Damit ist eine Perspektive der Endlichkeit in den linearen Fortschritt eingezogen, die dem modernen Denken fremd, geradezu ungeheuerlich ist. Risiken verwandeln sich zurück in Gefahren. Nicht nur die Rohstoffe sind endlich, mit ihnen könnten auch die großen Errungenschaften der westlichen Moderne zur Neige gehen, als da sind: Marktwirtschaft, Zivilgesellschaft und Demokratie.[1] Der Klimawandel ist somit ein Kulturwandel und ein Ausblick auf künftige Lebensverhältnisse. Das meint nicht »in the year 2525«, es betrifft eine überschaubare Zeitgenossenschaft. Wer 2010 zur Welt kommt, kann das Jahr 2100 noch erleben; ohne rasches und entschlossenes Gegensteuern wird die globale Durchschnittstemperatur dann um vier bis sieben Grad Celsius gestiegen sein und unsere Nachkommen eine Atemluft vorfinden, wie sie heute nur in engen und stickigen Unterseebooten herrscht.
Während wir – das sind in diesem Fall die Bewohnerinnen und Bewohner der Länder des atlantischen Westens – noch glauben, das Zentrum der Weltgesellschaft zu bilden und ihre Zukunft nach Belieben gestalten zu können, driften wir längst aus diesem Zentrum heraus, und andere Mächte rücken in die Mitte.
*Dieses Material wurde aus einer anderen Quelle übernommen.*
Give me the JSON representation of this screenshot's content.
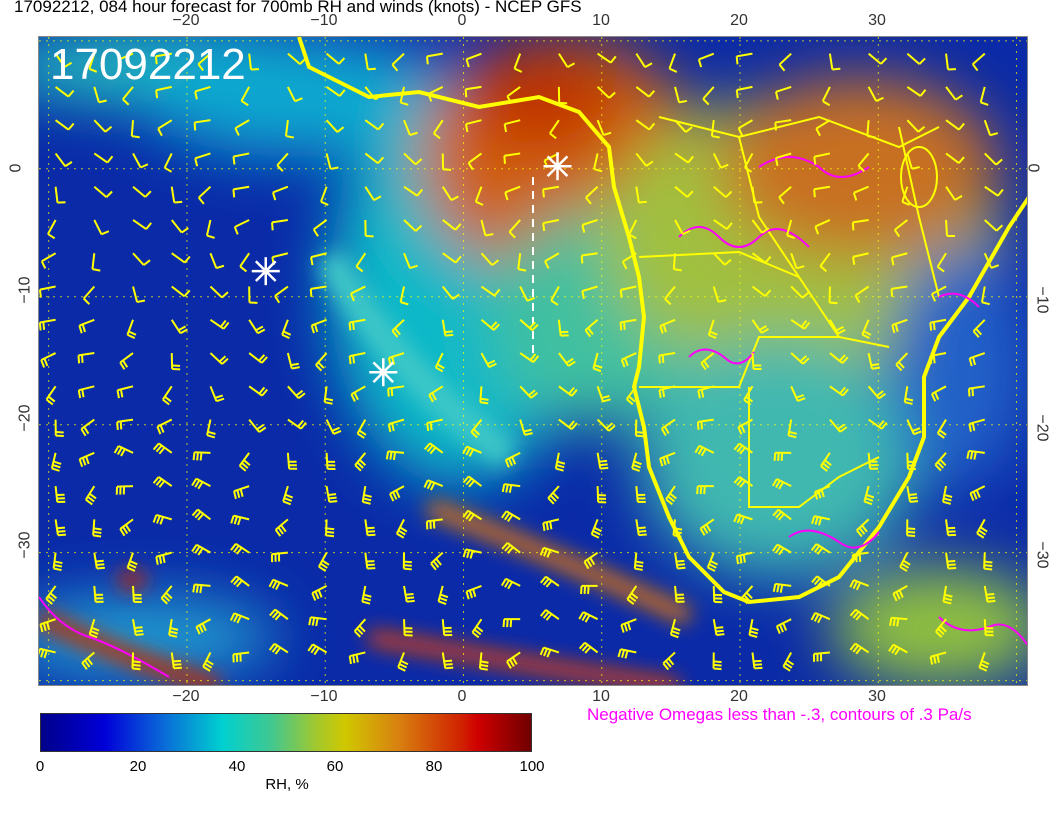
{
  "title": "17092212, 084 hour forecast for 700mb RH and winds (knots) - NCEP GFS",
  "stamp": "17092212",
  "lon_ticks": [
    "−20",
    "−10",
    "0",
    "10",
    "20",
    "30"
  ],
  "lat_ticks": [
    "0",
    "−10",
    "−20",
    "−30"
  ],
  "annotation": "Negative Omegas less than -.3, contours of .3 Pa/s",
  "colorbar": {
    "label": "RH, %",
    "ticks": [
      "0",
      "20",
      "40",
      "60",
      "80",
      "100"
    ],
    "range": [
      0,
      100
    ],
    "colors": [
      "#00008a",
      "#0000d8",
      "#00d0d0",
      "#d0c800",
      "#d00000",
      "#700000"
    ]
  },
  "map": {
    "lon_range": [
      -30.7,
      40.9
    ],
    "lat_range": [
      -40.5,
      10.3
    ],
    "coastline_color": "#ffff00",
    "wind_barb_color": "#ffff00",
    "omega_contour_color": "#ff00ff",
    "markers": [
      {
        "type": "star",
        "lon": -14.3,
        "lat": -8
      },
      {
        "type": "star",
        "lon": -5.8,
        "lat": -15.9
      },
      {
        "type": "star",
        "lon": 6.8,
        "lat": 0.2
      }
    ]
  }
}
Der wirtschaftliche und machtpolitische Einflussgewinn von Ländern wie China, Indien, Brasilien, Russland wird sich trotz ihrer aktuellen Probleme fortsetzen, und auch andere {11}werden dieser Aufstiegsbewegung folgen. Die Figuration der Weltgesellschaft verändert sich und damit die Rolle, die wir in ihr spielen. Und Probleme, die vorerst nur die europäische Peripherie – Island, Lettland oder Ungarn – plagen, zeigen dem Zentrum seine eigene Zukunft.
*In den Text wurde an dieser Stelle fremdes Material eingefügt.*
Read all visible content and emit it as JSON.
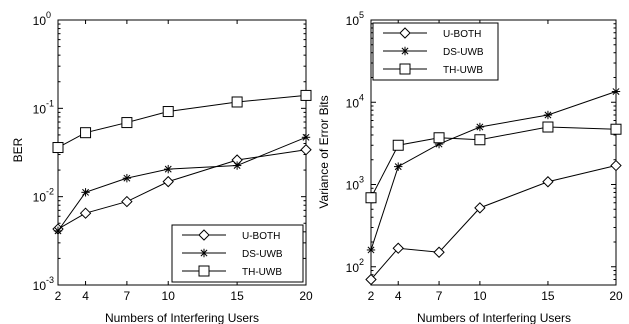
{
  "chart_data": [
    {
      "type": "line",
      "yscale": "log",
      "ylim": [
        0.001,
        1
      ],
      "xlim": [
        2,
        20
      ],
      "x": [
        2,
        4,
        7,
        10,
        15,
        20
      ],
      "x_tick_labels": [
        "2",
        "4",
        "7",
        "10",
        "15",
        "20"
      ],
      "y_tick_labels": [
        {
          "base": "10",
          "exp": "0",
          "value": 1
        },
        {
          "base": "10",
          "exp": "-1",
          "value": 0.1
        },
        {
          "base": "10",
          "exp": "-2",
          "value": 0.01
        },
        {
          "base": "10",
          "exp": "-3",
          "value": 0.001
        }
      ],
      "xlabel": "Numbers of Interfering Users",
      "ylabel": "BER",
      "legend_position": "bottom-right",
      "grid": false,
      "series": [
        {
          "name": "U-BOTH",
          "marker": "diamond",
          "values": [
            0.0043,
            0.0065,
            0.0088,
            0.0148,
            0.026,
            0.034
          ]
        },
        {
          "name": "DS-UWB",
          "marker": "asterisk",
          "values": [
            0.0041,
            0.0112,
            0.0162,
            0.0205,
            0.0225,
            0.047
          ]
        },
        {
          "name": "TH-UWB",
          "marker": "square",
          "values": [
            0.036,
            0.053,
            0.069,
            0.092,
            0.118,
            0.14
          ]
        }
      ]
    },
    {
      "type": "line",
      "yscale": "log",
      "ylim": [
        60,
        100000
      ],
      "xlim": [
        2,
        20
      ],
      "x": [
        2,
        4,
        7,
        10,
        15,
        20
      ],
      "x_tick_labels": [
        "2",
        "4",
        "7",
        "10",
        "15",
        "20"
      ],
      "y_tick_labels": [
        {
          "base": "10",
          "exp": "5",
          "value": 100000
        },
        {
          "base": "10",
          "exp": "4",
          "value": 10000
        },
        {
          "base": "10",
          "exp": "3",
          "value": 1000
        },
        {
          "base": "10",
          "exp": "2",
          "value": 100
        }
      ],
      "xlabel": "Numbers of Interfering Users",
      "ylabel": "Variance of Error Bits",
      "legend_position": "top-left",
      "grid": false,
      "series": [
        {
          "name": "U-BOTH",
          "marker": "diamond",
          "values": [
            70,
            168,
            150,
            520,
            1080,
            1700
          ]
        },
        {
          "name": "DS-UWB",
          "marker": "asterisk",
          "values": [
            160,
            1650,
            3100,
            5000,
            7000,
            13500
          ]
        },
        {
          "name": "TH-UWB",
          "marker": "square",
          "values": [
            690,
            3000,
            3700,
            3500,
            5000,
            4700
          ]
        }
      ]
    }
  ]
}
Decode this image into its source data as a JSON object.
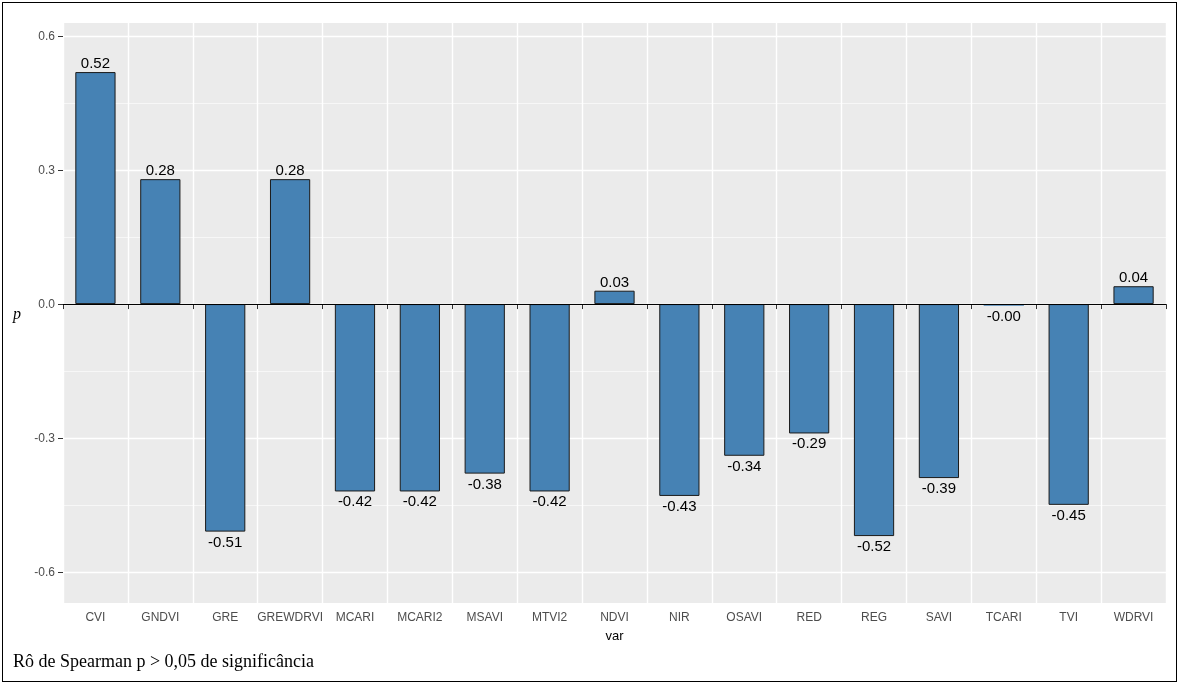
{
  "chart_data": {
    "type": "bar",
    "xlabel": "var",
    "ylabel": "p",
    "categories": [
      "CVI",
      "GNDVI",
      "GRE",
      "GREWDRVI",
      "MCARI",
      "MCARI2",
      "MSAVI",
      "MTVI2",
      "NDVI",
      "NIR",
      "OSAVI",
      "RED",
      "REG",
      "SAVI",
      "TCARI",
      "TVI",
      "WDRVI"
    ],
    "values": [
      0.52,
      0.28,
      -0.51,
      0.28,
      -0.42,
      -0.42,
      -0.38,
      -0.42,
      0.03,
      -0.43,
      -0.34,
      -0.29,
      -0.52,
      -0.39,
      -0.004,
      -0.45,
      0.04
    ],
    "value_labels": [
      "0.52",
      "0.28",
      "-0.51",
      "0.28",
      "-0.42",
      "-0.42",
      "-0.38",
      "-0.42",
      "0.03",
      "-0.43",
      "-0.34",
      "-0.29",
      "-0.52",
      "-0.39",
      "-0.00",
      "-0.45",
      "0.04"
    ],
    "color": "#4682b4",
    "ylim": [
      -0.67,
      0.63
    ],
    "yticks": [
      {
        "value": -0.6,
        "label": "-0.6"
      },
      {
        "value": -0.3,
        "label": "-0.3"
      },
      {
        "value": 0,
        "label": "0.0"
      },
      {
        "value": 0.3,
        "label": "0.3"
      },
      {
        "value": 0.6,
        "label": "0.6"
      }
    ],
    "grid": true,
    "ref_lines": [
      {
        "axis": "y",
        "value": 0,
        "color": "#000000"
      }
    ],
    "annotations": [
      "Rô de Spearman p > 0,05 de significância"
    ]
  }
}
Unser Selbstbild und unser Habitus sind, nach 250 Jahren überlegener Macht, Ökonomie und Technik, noch an Verhältnisse gebunden, die es so gar nicht mehr gibt. Dieses Nachhinken unserer Wahrnehmung und unseres Selbstbildes hinter der Veränderungsgeschwindigkeit einer »globalisierten Welt« findet sich auch auf anderen Ebenen unserer Existenz – etwa in Bezug auf die Energie-, Umwelt- und Klimakrisen. Obwohl es nicht den geringsten Zweifel daran gibt, dass die fossilen Energien endlich sind und die zunehmende Konkurrenz um Ressourcen bei gleichzeitigem Rückgang der verfügbaren Mengen zuerst zu Konflikten, wahrscheinlich auch Kriegen führen wird und dann zu einer Welt ohne Öl, pflegen wir politische Strategien und Lebensstile, die für eine Welt mit Öl entwickelt worden sind. Während das Artensterben in beispielloser Geschwindigkeit voranschreitet, die Meere radikal überfischt und die Regenwälder gerodet werden, wird unser Handeln von der Vorstellung geleitet, es handele sich dabei um reversible Prozesse. Die Zerstörung wird mit illusionären Korrekturvorstellungen bemäntelt, und trotz der Evidenz des Klimawandels bleibt das Gros der Politiker – das gängige Krisenmanagement zeigt es – auf kurzatmige und illusionäre Reparaturziele fixiert. Wer im Blick auf Quartalsbilanzen und Wahltermine vor allem Arbeitsplätze in scheiternden Industrien bewahren will, betreibt eine Politik von gestern.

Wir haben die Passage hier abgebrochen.